Workshop di chirurgia endoscopica al San Paolo, studenti da tutto il mondo

NAPOLI. Dalla Germania all’india, così l’Ospedale San Paolo fa scuola nel campo della chirurgia endoscopica dell’orecchio.

Un gruppo di giovani medici Indiani è arrivato ieri all’Ospedale San Paolo di Fuorigrotta in occasione del workshop di chirurgia organizzato da Giuseppe Panetti, direttore dell’Unità Operativa Complessa di Otorinolaringoiatria al presidio ospedaliero dell’ASL Napoli 1 Centro. Nel corso degli anni il workshop ha portato a Napoli specialisti da paesi quali Germania, Australia, Belgio, Israele e India. L’obiettivo? Imparare in sala operatoria, osservando il lavoro del professor Panetti e della sua equipe, i passaggi di una tecnica chirurgica endoscopica complementare alla chirurgia “otomicroscopica” tradizionale. Panetti è infatti considerato a livello internazionale uno dei maggiori esperti nel campo e la tecnica che esegue all’Ospedale San Paolo consente di curare tutte le patologie infiammatorie dell’orecchio, di effettuare ricostruzioni o affrontare otosclerosi o sordità riducendo i tempi di guarigione post operatoria e migliorando la precisione. «La tecnica endoscopica – spiega – consente di vedere gli angoli più nascosti dell’orecchio attraverso un approccio minimamente invasivo che sfrutta come punto di accesso il condotto uditivo».

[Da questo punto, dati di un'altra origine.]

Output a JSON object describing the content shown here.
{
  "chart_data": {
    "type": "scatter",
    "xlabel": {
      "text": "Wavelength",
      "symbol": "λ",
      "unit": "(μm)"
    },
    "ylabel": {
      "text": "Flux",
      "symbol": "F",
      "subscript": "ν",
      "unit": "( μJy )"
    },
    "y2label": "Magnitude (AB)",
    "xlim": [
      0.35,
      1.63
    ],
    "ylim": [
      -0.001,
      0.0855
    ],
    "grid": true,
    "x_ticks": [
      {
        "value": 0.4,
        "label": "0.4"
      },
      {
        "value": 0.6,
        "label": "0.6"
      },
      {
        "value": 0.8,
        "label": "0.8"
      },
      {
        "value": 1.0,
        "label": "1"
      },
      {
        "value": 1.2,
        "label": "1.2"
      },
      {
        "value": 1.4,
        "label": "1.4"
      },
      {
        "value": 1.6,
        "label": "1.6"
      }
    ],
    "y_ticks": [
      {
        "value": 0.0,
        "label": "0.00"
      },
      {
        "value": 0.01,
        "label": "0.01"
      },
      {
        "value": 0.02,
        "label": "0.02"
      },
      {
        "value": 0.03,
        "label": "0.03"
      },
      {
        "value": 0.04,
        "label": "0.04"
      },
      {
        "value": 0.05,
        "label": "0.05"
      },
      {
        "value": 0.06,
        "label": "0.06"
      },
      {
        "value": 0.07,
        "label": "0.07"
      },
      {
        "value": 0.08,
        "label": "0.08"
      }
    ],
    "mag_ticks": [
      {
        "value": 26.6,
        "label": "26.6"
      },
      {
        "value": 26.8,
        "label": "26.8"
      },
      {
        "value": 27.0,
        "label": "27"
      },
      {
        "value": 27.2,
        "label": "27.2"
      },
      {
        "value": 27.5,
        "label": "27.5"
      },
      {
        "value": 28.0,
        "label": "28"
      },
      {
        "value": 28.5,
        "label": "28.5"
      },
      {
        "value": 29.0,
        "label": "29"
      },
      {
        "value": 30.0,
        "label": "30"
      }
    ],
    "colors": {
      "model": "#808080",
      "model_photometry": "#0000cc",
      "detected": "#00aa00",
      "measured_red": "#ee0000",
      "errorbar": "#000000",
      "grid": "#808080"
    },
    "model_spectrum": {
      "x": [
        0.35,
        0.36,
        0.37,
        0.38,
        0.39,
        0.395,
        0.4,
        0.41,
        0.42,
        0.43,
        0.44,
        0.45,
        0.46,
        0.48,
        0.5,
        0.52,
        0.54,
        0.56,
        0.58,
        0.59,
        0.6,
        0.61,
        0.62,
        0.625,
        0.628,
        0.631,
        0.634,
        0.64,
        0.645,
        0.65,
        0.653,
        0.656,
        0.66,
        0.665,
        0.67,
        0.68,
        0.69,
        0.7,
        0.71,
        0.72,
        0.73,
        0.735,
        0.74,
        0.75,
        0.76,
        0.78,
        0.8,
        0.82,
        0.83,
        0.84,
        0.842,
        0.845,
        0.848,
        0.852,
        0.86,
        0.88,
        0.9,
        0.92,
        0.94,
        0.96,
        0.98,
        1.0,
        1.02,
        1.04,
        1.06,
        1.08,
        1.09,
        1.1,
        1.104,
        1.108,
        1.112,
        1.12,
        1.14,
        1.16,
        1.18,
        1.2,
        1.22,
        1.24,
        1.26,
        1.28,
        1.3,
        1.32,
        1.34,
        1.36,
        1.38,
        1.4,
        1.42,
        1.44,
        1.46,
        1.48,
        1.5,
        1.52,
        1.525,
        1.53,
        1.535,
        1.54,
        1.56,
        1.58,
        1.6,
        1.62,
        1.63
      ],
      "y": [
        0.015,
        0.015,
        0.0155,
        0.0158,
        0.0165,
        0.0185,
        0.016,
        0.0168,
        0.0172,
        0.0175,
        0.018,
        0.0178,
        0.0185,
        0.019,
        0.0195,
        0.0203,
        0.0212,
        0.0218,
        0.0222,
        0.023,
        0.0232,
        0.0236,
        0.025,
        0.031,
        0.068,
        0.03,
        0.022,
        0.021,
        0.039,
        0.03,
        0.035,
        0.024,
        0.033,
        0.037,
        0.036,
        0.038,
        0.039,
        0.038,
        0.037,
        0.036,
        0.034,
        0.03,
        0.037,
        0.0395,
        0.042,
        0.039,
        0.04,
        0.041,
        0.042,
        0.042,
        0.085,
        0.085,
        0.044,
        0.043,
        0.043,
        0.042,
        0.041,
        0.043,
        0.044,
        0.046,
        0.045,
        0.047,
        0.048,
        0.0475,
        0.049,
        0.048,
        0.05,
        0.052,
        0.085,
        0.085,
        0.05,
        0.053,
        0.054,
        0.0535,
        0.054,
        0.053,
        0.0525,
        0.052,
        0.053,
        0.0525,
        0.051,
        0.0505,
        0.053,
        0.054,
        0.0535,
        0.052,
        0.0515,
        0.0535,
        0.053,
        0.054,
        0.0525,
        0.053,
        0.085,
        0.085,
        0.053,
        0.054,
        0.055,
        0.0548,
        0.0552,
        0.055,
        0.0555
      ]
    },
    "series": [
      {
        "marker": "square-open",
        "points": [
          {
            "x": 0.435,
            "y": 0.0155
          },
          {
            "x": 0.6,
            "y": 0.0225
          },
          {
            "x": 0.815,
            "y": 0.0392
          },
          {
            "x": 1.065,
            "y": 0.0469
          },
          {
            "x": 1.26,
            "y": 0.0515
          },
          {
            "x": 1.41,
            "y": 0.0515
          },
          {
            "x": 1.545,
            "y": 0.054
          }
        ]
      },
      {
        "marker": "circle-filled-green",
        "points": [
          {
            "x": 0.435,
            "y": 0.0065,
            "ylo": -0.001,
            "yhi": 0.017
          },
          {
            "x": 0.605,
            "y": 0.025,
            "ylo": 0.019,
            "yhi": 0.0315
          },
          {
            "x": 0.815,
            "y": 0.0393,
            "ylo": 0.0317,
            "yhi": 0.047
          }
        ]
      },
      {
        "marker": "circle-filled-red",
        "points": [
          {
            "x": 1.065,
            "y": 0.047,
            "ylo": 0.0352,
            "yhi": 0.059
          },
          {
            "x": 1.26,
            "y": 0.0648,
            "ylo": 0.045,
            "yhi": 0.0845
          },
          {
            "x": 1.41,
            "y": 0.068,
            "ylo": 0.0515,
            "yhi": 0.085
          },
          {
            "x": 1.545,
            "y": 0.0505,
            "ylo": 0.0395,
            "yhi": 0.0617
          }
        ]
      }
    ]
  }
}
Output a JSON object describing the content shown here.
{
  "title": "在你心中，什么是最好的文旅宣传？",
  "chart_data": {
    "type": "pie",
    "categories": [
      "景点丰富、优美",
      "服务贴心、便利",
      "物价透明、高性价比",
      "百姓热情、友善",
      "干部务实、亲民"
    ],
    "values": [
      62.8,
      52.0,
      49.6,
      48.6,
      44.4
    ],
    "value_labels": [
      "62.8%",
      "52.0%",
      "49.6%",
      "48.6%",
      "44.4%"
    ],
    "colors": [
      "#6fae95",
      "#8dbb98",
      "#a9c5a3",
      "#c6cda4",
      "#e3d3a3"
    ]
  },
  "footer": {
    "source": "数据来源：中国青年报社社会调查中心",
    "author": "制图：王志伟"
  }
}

Ieri al San Paolo, per salutare i medici indiani in visita e sostenere il lavoro di tutti i dipendenti in servizio, anche il Commissario Straordinario Ciro Verdoliva: «Ancora una volta – dice – ho trovato una squadra di donne e di uomini pronti a mettercela tutta per dimostrare il valore professionale e umano reso a servizio dei cittadini. Il lavoro dell’equipe di Otorinolaringoiatria è un esempio delle grandi eccellenze dell’ASL Napoli 1 Centro e il nostro impegno è quello di voler creare tutti i presupposti affinché queste professionalità possano lavorare nel miglior contesto possibile».